感染の3要素に照らし合わせて考える
新型コロナウイルスによる感染が成立する仕組みは、次の3つの要素がそろった時である。逆に、この3要素のうち1つでも取り除くことができると感染症は起きない。
①感染力のある新型コロナウイルスが存在する(感染源がある)
②新型コロナウイルスが体内に入る経路がある(感染経路がある)
③体に抵抗力がない(新型コロナウイルスに対する抗体などの免疫機能が不十分でない)
この3つの要素がすべてそろわなければ感染は起きないため、1つ以上の要因をコントロールして取り除くことこそが感染対策の基本となる。
手洗いは、ウイルスを物理的に除去して要素①のウイルスの存在を取り除く。
顔を触らないようにするということは、要素②のウイルスを口や鼻へ運ばないということにつながる。
正しいマスクの着用は、ウイルスの感染経路遮断に効果を示す(要素②)。
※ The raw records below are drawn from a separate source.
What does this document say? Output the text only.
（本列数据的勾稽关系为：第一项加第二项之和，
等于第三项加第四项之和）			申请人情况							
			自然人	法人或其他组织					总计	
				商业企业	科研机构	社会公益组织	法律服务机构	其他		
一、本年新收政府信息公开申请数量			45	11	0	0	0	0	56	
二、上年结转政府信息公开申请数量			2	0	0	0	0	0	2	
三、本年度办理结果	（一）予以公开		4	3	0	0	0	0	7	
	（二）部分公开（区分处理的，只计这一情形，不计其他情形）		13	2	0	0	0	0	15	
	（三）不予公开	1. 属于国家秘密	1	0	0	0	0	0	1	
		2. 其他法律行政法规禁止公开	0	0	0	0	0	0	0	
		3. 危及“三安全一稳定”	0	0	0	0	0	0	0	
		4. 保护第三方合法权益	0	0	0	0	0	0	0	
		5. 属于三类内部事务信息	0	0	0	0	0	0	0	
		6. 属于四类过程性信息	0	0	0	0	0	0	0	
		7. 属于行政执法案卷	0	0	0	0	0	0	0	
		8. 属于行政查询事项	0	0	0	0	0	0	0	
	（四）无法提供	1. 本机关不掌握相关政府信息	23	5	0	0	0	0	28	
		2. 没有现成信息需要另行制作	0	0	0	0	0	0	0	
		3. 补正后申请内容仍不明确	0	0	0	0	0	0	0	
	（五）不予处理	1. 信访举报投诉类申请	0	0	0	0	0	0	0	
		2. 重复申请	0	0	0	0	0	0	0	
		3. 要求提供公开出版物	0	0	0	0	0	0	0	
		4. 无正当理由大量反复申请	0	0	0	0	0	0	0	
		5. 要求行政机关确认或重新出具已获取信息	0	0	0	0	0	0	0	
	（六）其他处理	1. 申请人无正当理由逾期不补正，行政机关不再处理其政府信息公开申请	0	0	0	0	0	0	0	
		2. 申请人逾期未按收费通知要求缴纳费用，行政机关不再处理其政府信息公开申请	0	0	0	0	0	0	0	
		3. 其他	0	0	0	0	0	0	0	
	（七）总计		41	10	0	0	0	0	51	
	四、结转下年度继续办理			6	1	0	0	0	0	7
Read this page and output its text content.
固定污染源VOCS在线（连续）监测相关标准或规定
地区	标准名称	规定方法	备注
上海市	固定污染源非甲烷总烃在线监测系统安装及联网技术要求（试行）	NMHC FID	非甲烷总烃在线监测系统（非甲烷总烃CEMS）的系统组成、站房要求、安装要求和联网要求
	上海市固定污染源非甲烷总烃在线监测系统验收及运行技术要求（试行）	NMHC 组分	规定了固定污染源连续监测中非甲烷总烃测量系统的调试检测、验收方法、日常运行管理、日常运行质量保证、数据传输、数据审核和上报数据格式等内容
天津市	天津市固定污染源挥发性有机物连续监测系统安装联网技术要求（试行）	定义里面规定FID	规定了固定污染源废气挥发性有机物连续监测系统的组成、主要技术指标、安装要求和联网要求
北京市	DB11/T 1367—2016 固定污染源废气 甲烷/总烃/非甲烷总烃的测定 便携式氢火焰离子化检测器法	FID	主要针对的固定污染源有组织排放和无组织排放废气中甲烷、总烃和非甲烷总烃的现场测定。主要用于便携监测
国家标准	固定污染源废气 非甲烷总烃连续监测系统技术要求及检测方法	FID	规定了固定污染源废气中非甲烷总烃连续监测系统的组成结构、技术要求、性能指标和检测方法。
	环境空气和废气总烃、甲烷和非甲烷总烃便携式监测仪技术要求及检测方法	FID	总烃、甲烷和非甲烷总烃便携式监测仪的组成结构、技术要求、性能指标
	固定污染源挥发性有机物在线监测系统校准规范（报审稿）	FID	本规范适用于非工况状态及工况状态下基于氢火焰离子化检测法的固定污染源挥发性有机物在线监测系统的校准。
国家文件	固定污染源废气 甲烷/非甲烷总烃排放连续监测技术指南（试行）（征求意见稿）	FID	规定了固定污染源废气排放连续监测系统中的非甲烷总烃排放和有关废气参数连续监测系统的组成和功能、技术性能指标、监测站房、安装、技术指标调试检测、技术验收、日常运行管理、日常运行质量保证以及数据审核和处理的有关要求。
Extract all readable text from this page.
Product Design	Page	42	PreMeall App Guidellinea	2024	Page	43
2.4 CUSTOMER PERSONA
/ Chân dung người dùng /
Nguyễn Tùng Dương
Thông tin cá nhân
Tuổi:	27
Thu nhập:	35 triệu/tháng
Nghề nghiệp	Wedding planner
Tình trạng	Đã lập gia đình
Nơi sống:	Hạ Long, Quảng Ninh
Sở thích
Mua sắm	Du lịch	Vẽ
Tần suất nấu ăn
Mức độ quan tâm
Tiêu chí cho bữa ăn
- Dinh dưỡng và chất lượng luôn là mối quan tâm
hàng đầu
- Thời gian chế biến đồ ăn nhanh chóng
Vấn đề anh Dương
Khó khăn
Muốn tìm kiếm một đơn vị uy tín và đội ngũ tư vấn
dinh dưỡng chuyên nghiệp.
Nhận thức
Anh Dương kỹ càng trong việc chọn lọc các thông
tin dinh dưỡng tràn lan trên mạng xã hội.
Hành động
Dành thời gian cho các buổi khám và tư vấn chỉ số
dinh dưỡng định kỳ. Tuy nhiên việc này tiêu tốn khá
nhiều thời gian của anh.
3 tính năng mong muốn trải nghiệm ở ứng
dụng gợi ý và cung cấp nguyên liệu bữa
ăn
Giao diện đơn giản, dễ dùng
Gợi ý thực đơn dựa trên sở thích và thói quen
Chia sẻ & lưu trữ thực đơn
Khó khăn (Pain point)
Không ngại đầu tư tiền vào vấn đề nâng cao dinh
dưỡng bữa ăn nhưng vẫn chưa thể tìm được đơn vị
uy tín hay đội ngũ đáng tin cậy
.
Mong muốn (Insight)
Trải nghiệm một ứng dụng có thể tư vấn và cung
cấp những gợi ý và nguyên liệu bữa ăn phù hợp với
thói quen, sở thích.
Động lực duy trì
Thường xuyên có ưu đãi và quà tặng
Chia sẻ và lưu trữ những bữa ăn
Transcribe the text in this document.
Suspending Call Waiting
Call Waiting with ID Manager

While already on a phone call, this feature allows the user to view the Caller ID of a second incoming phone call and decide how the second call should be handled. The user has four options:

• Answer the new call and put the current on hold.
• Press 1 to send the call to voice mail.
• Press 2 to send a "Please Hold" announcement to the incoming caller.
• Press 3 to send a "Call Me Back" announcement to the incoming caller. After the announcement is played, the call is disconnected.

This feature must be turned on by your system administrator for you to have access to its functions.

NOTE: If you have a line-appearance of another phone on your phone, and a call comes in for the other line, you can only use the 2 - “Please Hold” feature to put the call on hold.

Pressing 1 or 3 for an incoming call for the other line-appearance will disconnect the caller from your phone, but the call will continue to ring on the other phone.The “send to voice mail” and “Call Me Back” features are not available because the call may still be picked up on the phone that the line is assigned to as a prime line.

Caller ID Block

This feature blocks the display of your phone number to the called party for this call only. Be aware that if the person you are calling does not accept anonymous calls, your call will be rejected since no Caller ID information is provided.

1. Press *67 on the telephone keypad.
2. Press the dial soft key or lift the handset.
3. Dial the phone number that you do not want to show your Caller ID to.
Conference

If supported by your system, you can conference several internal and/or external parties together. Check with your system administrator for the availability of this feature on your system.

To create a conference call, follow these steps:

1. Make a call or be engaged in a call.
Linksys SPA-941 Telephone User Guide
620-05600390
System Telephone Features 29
また、自分が感染している時には、相手のために、ウイルスを存在させない(拡散させない)ようにすることができる(要素①)。ウイルスが侵入したとしても、呼吸器の保湿・保温によってウイルスが感染しにくい状況を作る(要素③)。
ワクチン接種は、ウイルスの抗体を体に作らせ、免疫応答によって感染を防ぐことで、要素③を取り除く。無症状の感染者は、要素③を自らの免疫力で取り除いていることになる。
このように、感染対策には、この3つの要素がそろわないようにすることを意識して行動することが基本となる。
1つだけの対策に頼ってしまうと、それが破綻したときに感染が起きる
これまでは、ソーシャルディスタンシングやマスクで要素①と要素②をなんとかコントロールしようとするしかできなかった状況の中で、ワクチンの開発によって積極的に要素③をコントロールすることができるようになった点が、目覚ましい前進であると言える。
そうとはいえ、ワクチン接種も感染成立の3要素のひとつを取り除く手段にすぎない。限られたカードの中で、1つだけの対策に頼ってしまうと、その1つがたまたま破綻したときに感染が起きてしまうのである。感染症流行期には、複数の対策を行う手を緩めるという選択肢はない。
感染者が訪れる医療現場では、要素①をコントロールしにくく、ウイルスが存在する可能性が高いため、感染リスクの高い環境となる。なるべく、エリア分け(要素①)や防じんマスクによる経路遮断(要素②)でコントロールを試みるが、医療関係者の感染者が依然として減らない現状がある。そのため、いち早く、要素③を取り除くように、医療従事者へのワクチン接種が最初に優先されるということが理解できる。
今後、集団免疫が確立すれば、要素③が常に取り除かれている状況となる。そうなれば、要素①と要素②を意識しない普段通りの生活をしながらでも、感染症が成立することはないと言える。